Bert Archer: Global death reporting may be too much for our sympathy glands


Image: Flickr

I was standing on a subway platform Thursday reading the CP24 news blips. Three killed in Iraq, one read. The next one was about five being killed somewhere else in Iraq. Though these blips are an extreme version of the numerophiliac problems with broadcast news, they’re fundamentally the same as the rest of it. No context, few details. Just numbers. I wondered, as I noticed myself being bored with both blips, whether reporting this sort of news does more harm than good.

There’s violence in Iraq, and Afghanistan, and the Congo and any number of other spots around the globe. People are dying there, the result of gunshots and explosions. It’s horrible. But each individual occurrence is, to me, standing on the southbound platform of Bloor subway station, meaningless. And reporting it does nothing but temporarily remind me that people continue to die.

You could say that’s valuable, a weapon against complacency. At least it draws my eyes away from the poster for the latest John Cusack movie, or that ad for pants. It may even be a slight motivation to write my MP to demand a hasty resolution to the conflict in question.

But we don’t need reminders like this. We know, in the same spot of the backs of our heads to which we instantly flick these blips, that these this is going on. The reminders we need are of the actual developments. This faction has met with that faction, this overture was rejected, that diplomat sent home, this village changed hands. But three people dead? Though it’s of inestimable meaning to friends and relatives, and of considerable consequence to people in the country, all the transmission of the fact does for us is inure us just a little bit more to all the everything we can’t do anything about everywhere. It hardens us, builds up a callous on a part of us that should be tender, the part that cares when someone dies.

But that tender or formerly tender spot in us wasn’t made to handle death on a global scale. It balks, it toughens and ultimately, it deflects. The problem is, as far as I can tell, we’ve only got one of these spots. I picture it like an eardrum, a meniscus of tissue finely tuned to opportunities for sympathy and empathy, and it’s the same one we use for that shooting in Markham, or the van crash at Dundas and Royal York.

We live in a big city, a city in which violent death is not uncommon, and we already have certain little tough spots on those sympathy drums of ours. Some of us will care slightly less about a shooting at Jane and Finch, or one that involves two or more young black men, because these sorts of deaths seem more common. There’s probably racist elements in that, but it’s not just straight-ahead bigotry. Numbers and frequency also play a role. Things that happen more often, or even that seem to, have a tendency to shock us less into caring.

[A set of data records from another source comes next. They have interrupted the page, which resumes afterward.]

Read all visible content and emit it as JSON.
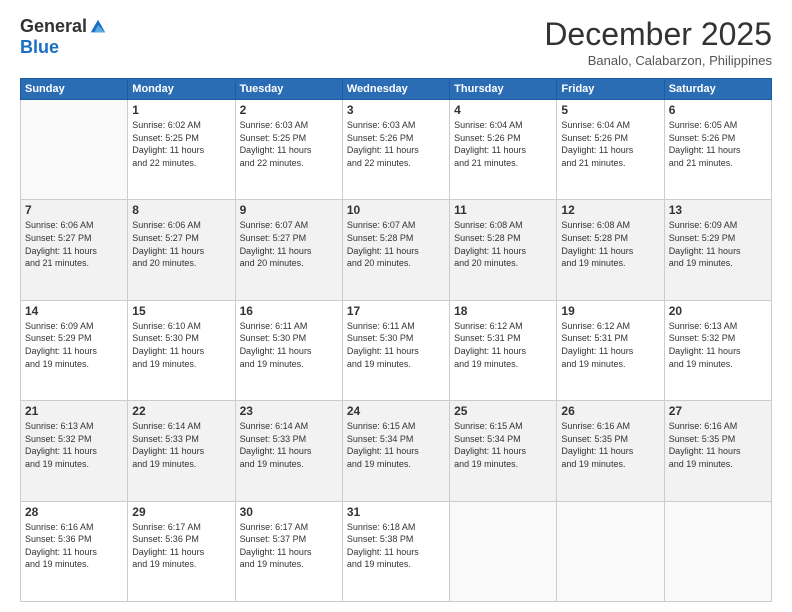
{
  "header": {
    "logo_general": "General",
    "logo_blue": "Blue",
    "title": "December 2025",
    "location": "Banalo, Calabarzon, Philippines"
  },
  "days_of_week": [
    "Sunday",
    "Monday",
    "Tuesday",
    "Wednesday",
    "Thursday",
    "Friday",
    "Saturday"
  ],
  "weeks": [
    [
      {
        "day": "",
        "info": ""
      },
      {
        "day": "1",
        "info": "Sunrise: 6:02 AM\nSunset: 5:25 PM\nDaylight: 11 hours\nand 22 minutes."
      },
      {
        "day": "2",
        "info": "Sunrise: 6:03 AM\nSunset: 5:25 PM\nDaylight: 11 hours\nand 22 minutes."
      },
      {
        "day": "3",
        "info": "Sunrise: 6:03 AM\nSunset: 5:26 PM\nDaylight: 11 hours\nand 22 minutes."
      },
      {
        "day": "4",
        "info": "Sunrise: 6:04 AM\nSunset: 5:26 PM\nDaylight: 11 hours\nand 21 minutes."
      },
      {
        "day": "5",
        "info": "Sunrise: 6:04 AM\nSunset: 5:26 PM\nDaylight: 11 hours\nand 21 minutes."
      },
      {
        "day": "6",
        "info": "Sunrise: 6:05 AM\nSunset: 5:26 PM\nDaylight: 11 hours\nand 21 minutes."
      }
    ],
    [
      {
        "day": "7",
        "info": "Sunrise: 6:06 AM\nSunset: 5:27 PM\nDaylight: 11 hours\nand 21 minutes."
      },
      {
        "day": "8",
        "info": "Sunrise: 6:06 AM\nSunset: 5:27 PM\nDaylight: 11 hours\nand 20 minutes."
      },
      {
        "day": "9",
        "info": "Sunrise: 6:07 AM\nSunset: 5:27 PM\nDaylight: 11 hours\nand 20 minutes."
      },
      {
        "day": "10",
        "info": "Sunrise: 6:07 AM\nSunset: 5:28 PM\nDaylight: 11 hours\nand 20 minutes."
      },
      {
        "day": "11",
        "info": "Sunrise: 6:08 AM\nSunset: 5:28 PM\nDaylight: 11 hours\nand 20 minutes."
      },
      {
        "day": "12",
        "info": "Sunrise: 6:08 AM\nSunset: 5:28 PM\nDaylight: 11 hours\nand 19 minutes."
      },
      {
        "day": "13",
        "info": "Sunrise: 6:09 AM\nSunset: 5:29 PM\nDaylight: 11 hours\nand 19 minutes."
      }
    ],
    [
      {
        "day": "14",
        "info": "Sunrise: 6:09 AM\nSunset: 5:29 PM\nDaylight: 11 hours\nand 19 minutes."
      },
      {
        "day": "15",
        "info": "Sunrise: 6:10 AM\nSunset: 5:30 PM\nDaylight: 11 hours\nand 19 minutes."
      },
      {
        "day": "16",
        "info": "Sunrise: 6:11 AM\nSunset: 5:30 PM\nDaylight: 11 hours\nand 19 minutes."
      },
      {
        "day": "17",
        "info": "Sunrise: 6:11 AM\nSunset: 5:30 PM\nDaylight: 11 hours\nand 19 minutes."
      },
      {
        "day": "18",
        "info": "Sunrise: 6:12 AM\nSunset: 5:31 PM\nDaylight: 11 hours\nand 19 minutes."
      },
      {
        "day": "19",
        "info": "Sunrise: 6:12 AM\nSunset: 5:31 PM\nDaylight: 11 hours\nand 19 minutes."
      },
      {
        "day": "20",
        "info": "Sunrise: 6:13 AM\nSunset: 5:32 PM\nDaylight: 11 hours\nand 19 minutes."
      }
    ],
    [
      {
        "day": "21",
        "info": "Sunrise: 6:13 AM\nSunset: 5:32 PM\nDaylight: 11 hours\nand 19 minutes."
      },
      {
        "day": "22",
        "info": "Sunrise: 6:14 AM\nSunset: 5:33 PM\nDaylight: 11 hours\nand 19 minutes."
      },
      {
        "day": "23",
        "info": "Sunrise: 6:14 AM\nSunset: 5:33 PM\nDaylight: 11 hours\nand 19 minutes."
      },
      {
        "day": "24",
        "info": "Sunrise: 6:15 AM\nSunset: 5:34 PM\nDaylight: 11 hours\nand 19 minutes."
      },
      {
        "day": "25",
        "info": "Sunrise: 6:15 AM\nSunset: 5:34 PM\nDaylight: 11 hours\nand 19 minutes."
      },
      {
        "day": "26",
        "info": "Sunrise: 6:16 AM\nSunset: 5:35 PM\nDaylight: 11 hours\nand 19 minutes."
      },
      {
        "day": "27",
        "info": "Sunrise: 6:16 AM\nSunset: 5:35 PM\nDaylight: 11 hours\nand 19 minutes."
      }
    ],
    [
      {
        "day": "28",
        "info": "Sunrise: 6:16 AM\nSunset: 5:36 PM\nDaylight: 11 hours\nand 19 minutes."
      },
      {
        "day": "29",
        "info": "Sunrise: 6:17 AM\nSunset: 5:36 PM\nDaylight: 11 hours\nand 19 minutes."
      },
      {
        "day": "30",
        "info": "Sunrise: 6:17 AM\nSunset: 5:37 PM\nDaylight: 11 hours\nand 19 minutes."
      },
      {
        "day": "31",
        "info": "Sunrise: 6:18 AM\nSunset: 5:38 PM\nDaylight: 11 hours\nand 19 minutes."
      },
      {
        "day": "",
        "info": ""
      },
      {
        "day": "",
        "info": ""
      },
      {
        "day": "",
        "info": ""
      }
    ]
  ]
}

Toronto’s annual murder rate hovers steadily around 50, give or take about 10. This probably does a lot to create our baseline reaction to violent death.

I was in Jamaica recently, and had a chat with the Minister of Tourism. He was quite chuffed that his country had reduced the murder rate in 2011 by 40 per cent over the previous year. I asked him what the new, lower number was. It was more than 4, 000. With more than 10 murders a day in this nation with roughly the same population as Toronto’s, there has to be extra news value, something especially gruesome or tragic or otherwise surprising for it to be covered by the Jamaican press. It breaks the sense of community into smaller and smaller bits. If it’s a family member, a cousin, a friend, a friend of a friend, or a co-worker, the death will resonate. In Toronto, that community is still city-wide. Every murder’s still news, every one gets talked about, just like every Canadian soldier’s death still makes the national news, often the front page, simply because it is still news, and not the common occurrence it is even in the States.

It’s good that violent, intentional deaths still hit us where we live. There are any number of axioms about the measure of a civilization: how it treats its weakest members, for instance. I’d say another decent one is how much murder matters, how deeply death is felt. It’s a measure with an inverse relationship to how much window dressing a death needs — how young, how blonde, how promising, how motherly, how lurid the circumstances — to make us care.

I’m not a big fan of the Tori Stafford story for just this reason. The excruciating details on this, and every other DiManno vs. Blatchford bloodfest, raises the bar on what it takes to make us care, just as much as those CP24 blips lower it.